The earnings report for the quarter ending December 27, 2025, showed Disney’s overall revenue increased by 5% year-on-year to $25.9 billion. Adjusted earnings per share reached $1.63, with operating income reported at $4.6 billion. All three metrics surpassed Wall Street forecasts. Iger nostalgically remarked on the company’s improved position compared to three years ago, suggesting that his successor would inherit a strong foundation.
Current speculation points to Josh D’Amaro, head of Disney Parks, Experiences and Products, as a likely successor, alongside Dana Walden, who oversees entertainment and news. Iger commented, “The good news is the company is in much better shape today than it was three years ago because we’ve done a lot of fixing.”
D’Amaro’s division achieved a significant milestone, posting quarterly revenue exceeding $10 billion for the first time. Despite these successes, Disney shares declined by 7.4% by the end of trading, reflecting investor uncertainty regarding Iger’s succession and rising operational costs. The entertainment division reported a year-on-year revenue increase of 7% to $11.6 billion, though operating income fell by 35% to $1.1 billion. This decline was attributed to increased costs associated with releasing a higher number of films compared to the previous year, as well as the integration of Fubo into Hulu+ Live and rising technology expenses.
Streaming revenue showed promising growth, up by 11% to $5.3 billion for the quarter, which included $4.4 billion from subscription fees and $922 million in advertising and other revenue. Profit from streaming climbed by 72% year-on-year to $450 million, with projections suggesting it could reach $500 million in the second quarter.

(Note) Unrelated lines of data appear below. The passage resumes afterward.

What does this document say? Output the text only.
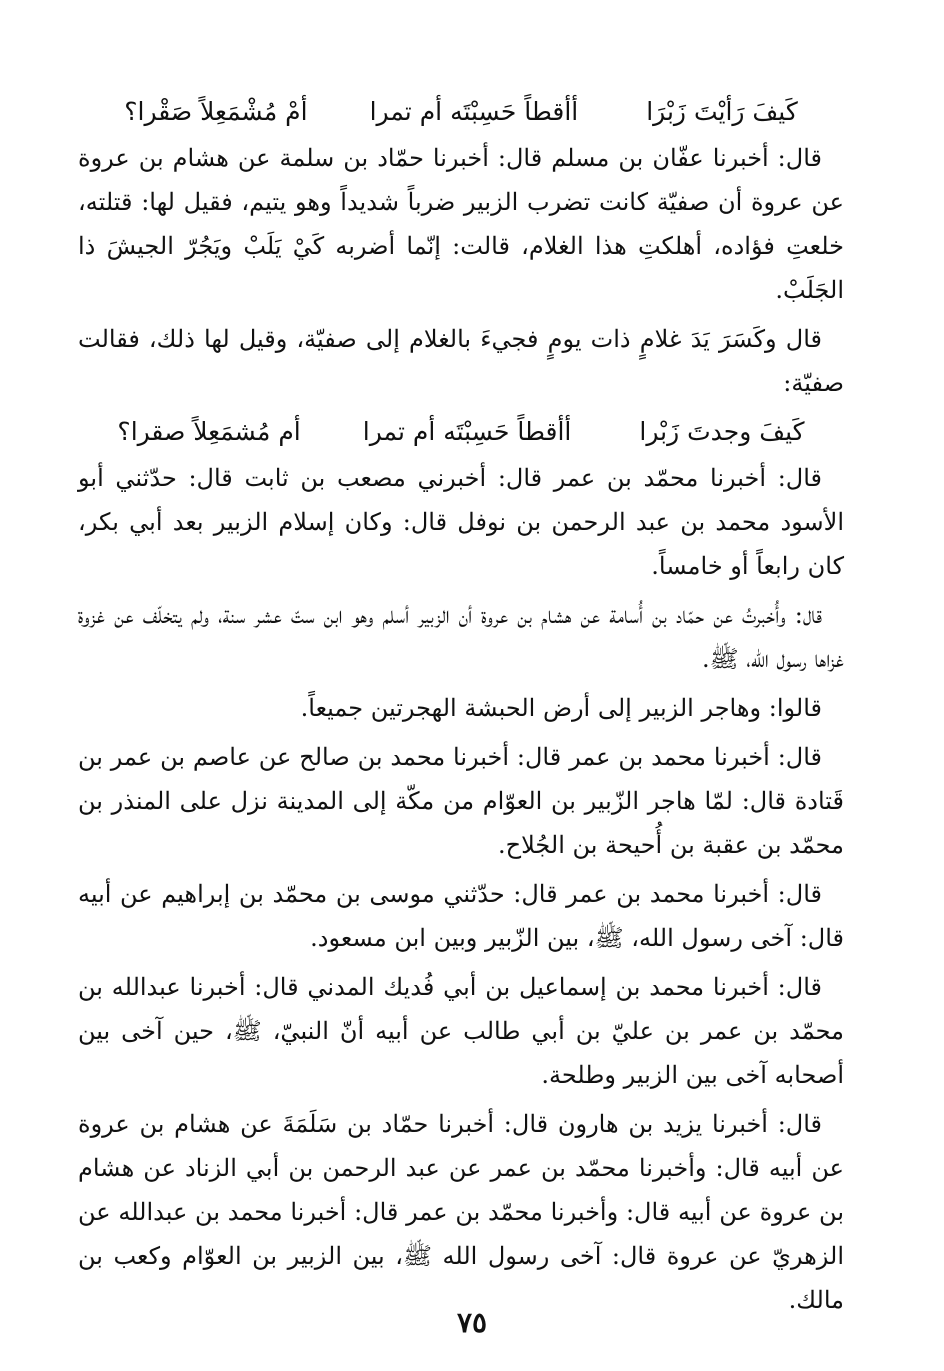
كَيفَ رَأيْتَ زَبْرَا
أأقطاً حَسِبْتَه أم تمرا
أمْ مُشْمَعِلاً صَقْرا؟

قال: أخبرنا عفّان بن مسلم قال: أخبرنا حمّاد بن سلمة عن هشام بن عروة عن عروة أن صفيّة كانت تضرب الزبير ضرباً شديداً وهو يتيم، فقيل لها: قتلته، خلعتِ فؤاده، أهلكتِ هذا الغلام، قالت: إنّما أضربه كَيْ يَلَبْ ويَجُرّ الجيشَ ذا الجَلَبْ.

قال وكَسَرَ يَدَ غلامٍ ذات يومٍ فجيءَ بالغلام إلى صفيّة، وقيل لها ذلك، فقالت صفيّة:

كَيفَ وجدتَ زَبْرا
أأقطاً حَسِبْتَه أم تمرا
أم مُشمَعِلاً صقرا؟

قال: أخبرنا محمّد بن عمر قال: أخبرني مصعب بن ثابت قال: حدّثني أبو الأسود محمد بن عبد الرحمن بن نوفل قال: وكان إسلام الزبير بعد أبي بكر، كان رابعاً أو خامساً.

قال: وأُخبرتُ عن حمّاد بن أُسامة عن هشام بن عروة أن الزبير أسلم وهو ابن ستّ عشر سنة، ولم يتخلّف عن غزوة غزاها رسول الله، ﷺ.

قالوا: وهاجر الزبير إلى أرض الحبشة الهجرتين جميعاً.

قال: أخبرنا محمد بن عمر قال: أخبرنا محمد بن صالح عن عاصم بن عمر بن قَتادة قال: لمّا هاجر الزّبير بن العوّام من مكّة إلى المدينة نزل على المنذر بن محمّد بن عقبة بن أُحيحة بن الجُلاح.

قال: أخبرنا محمد بن عمر قال: حدّثني موسى بن محمّد بن إبراهيم عن أبيه قال: آخى رسول الله، ﷺ، بين الزّبير وبين ابن مسعود.

قال: أخبرنا محمد بن إسماعيل بن أبي فُديك المدني قال: أخبرنا عبدالله بن محمّد بن عمر بن عليّ بن أبي طالب عن أبيه أنّ النبيّ، ﷺ، حين آخى بين أصحابه آخى بين الزبير وطلحة.

قال: أخبرنا يزيد بن هارون قال: أخبرنا حمّاد بن سَلَمَةَ عن هشام بن عروة عن أبيه قال: وأخبرنا محمّد بن عمر عن عبد الرحمن بن أبي الزناد عن هشام بن عروة عن أبيه قال: وأخبرنا محمّد بن عمر قال: أخبرنا محمد بن عبدالله عن الزهريّ عن عروة قال: آخى رسول الله ﷺ، بين الزبير بن العوّام وكعب بن مالك.

٧٥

Although Disney has ceased reporting specific subscriber numbers, Iger noted that membership continues to grow. He expressed optimism about investments in local content, stating, “We see encouraging results.” The CEO also mentioned plans for complete integration of Hulu into Disney+ by the end of 2026, while maintaining the option for customers to subscribe to the platforms separately.
In a separate development, Disney’s sports division reported a loss of $110 million due to a 15-day carriage dispute with YouTube, which resulted in a blackout of channels including ABC and ESPN.
Iger also clarified details surrounding Disney’s three-year licensing deal with OpenAI, which aims to enable users to create short videos featuring approximately 250 Disney characters through the Sora app. These videos will be curated on Disney+, with Iger viewing AI as a valuable tool for enhancing creative processes and improving productivity. He noted that the first batch of videos is expected to launch in fiscal year 2026, although there are currently no plans to extend video lengths beyond thirty seconds.
With a strong fiscal performance and strategic initiatives in place, Disney remains poised for future growth, even as leadership transitions loom on the horizon.